Opposants omniprésentsLes carottes sont-elles cuites pour un accord avec l’Union européenne?
Alors que le délai fixé par l’UE pour conclure un accord se rapproche, la situation politique est toujours dominée par les opposants. Analyse.
- Un nouvel accord Suisse-UE est encore discuté sans échéance précise.
- L'UE refuse une clause de sauvegarde pour limiter l'immigration suisse trop massive.

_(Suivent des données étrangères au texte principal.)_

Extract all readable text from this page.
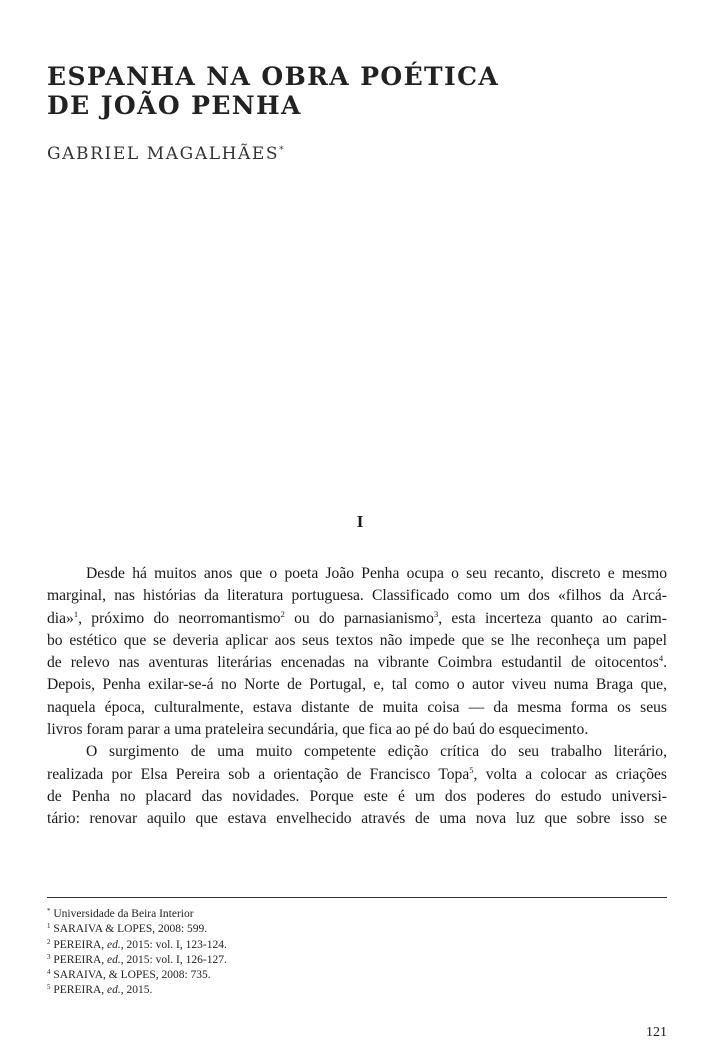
ESPANHA NA OBRA POÉTICA
DE JOÃO PENHA
GABRIEL MAGALHÃES*
I
Desde há muitos anos que o poeta João Penha ocupa o seu recanto, discreto e mesmo
marginal, nas histórias da literatura portuguesa. Classificado como um dos «filhos da Arcá-
dia»$^1$, próximo do neorromantismo$^2$ ou do parnasianismo$^3$, esta incerteza quanto ao carim-
bo estético que se deveria aplicar aos seus textos não impede que se lhe reconheça um papel
de relevo nas aventuras literárias encenadas na vibrante Coimbra estudantil de oitocentos$^4$.
Depois, Penha exilar-se-á no Norte de Portugal, e, tal como o autor viveu numa Braga que,
naquela época, culturalmente, estava distante de muita coisa — da mesma forma os seus
livros foram parar a uma prateleira secundária, que fica ao pé do baú do esquecimento.
O surgimento de uma muito competente edição crítica do seu trabalho literário,
realizada por Elsa Pereira sob a orientação de Francisco Topa$^5$, volta a colocar as criações
de Penha no placard das novidades. Porque este é um dos poderes do estudo universi-
tário: renovar aquilo que estava envelhecido através de uma nova luz que sobre isso se
* Universidade da Beira Interior
$^1$ SARAIVA & LOPES, 2008: 599.
$^2$ PEREIRA, ed., 2015: vol. I, 123-124.
$^3$ PEREIRA, ed., 2015: vol. I, 126-127.
$^4$ SARAIVA, & LOPES, 2008: 735.
$^5$ PEREIRA, ed., 2015.
121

- Des patrons suisses s'opposent à la reprise du droit européen dynamique.
- UDC et syndicats restent pour des raisons différentes dans le camp du non.
L’Union européenne (UE) continue de mettre la pression sur la Suisse. Lassée des discussions sans fin et du claquage de porte helvétique sur l’accord institutionnel en mai 2021, elle veut un accord ferme avec la Suisse avant la fin de l’année. Petros Mavromichalis, l’homme de Bruxelles en Suisse, l’a répété encore une fois dans un excellent français à la RTS mercredi matin.
Le problème pour lui, c’est que la Suisse est moins pressée. Le Conseil fédéral ne veut pas se laisser enfermer dans un délai précis. En langage officiel, cela se traduit dans la bouche d’Ignazio Cassis par la formule suivante: «privilégier la qualité à la rapidité». Alain Berset, s’il était encore au gouvernement, aurait dit «aussi vite que possible, aussi lentement que nécessaire…»
Ce tango Suisse-UE désaccordé est-il préoccupant pour la suite des opérations? Pas vraiment. Après des années de vaines négociations, six mois de plus ou de moins ne pèsent pas vraiment dans la balance. Ce qui est en revanche plus préoccupant pour les partisans d’un accord, ce sont ces éléments suivants:
Pas de clause de sauvegarde sur l’immigration
L’immigration en provenance de l’UE est massive depuis des années. Vu l’exiguïté du territoire, cela commence à poser des problèmes. Et ce n’est plus seulement l’UDC qui grogne et qui exploite la chose avec son initiative contre une Suisse à 10 millions de personnes. D’autres voix, comme le président du Centre, Gerhard Pfister, exigeaient un mécanisme de frein.
Le Conseil fédéral a chargé ses négociateurs de demander à l’UE de lui accorder une clause de sauvegarde permettant de limiter la libre circulation en cas d’immigration trop massive. Récemment, l’UE a dit très clairement qu’il n’en était pas question. Cela refroidit du coup des PLR et des centristes qui y voyaient un moyen efficace pour convaincre la population lors du référendum qui aura lieu sur le futur accord.
Des patrons qui disent non en campagne
Alors que l’accord n’est même pas signé, le camp du non est déjà sur le pied de guerre et s’élargit. On l’a vu ces dernières semaines avec l’apparition sur la scène publique de trois patrons milliardaires, qui ont fondé Partners Group et qui financent l’association Boussole.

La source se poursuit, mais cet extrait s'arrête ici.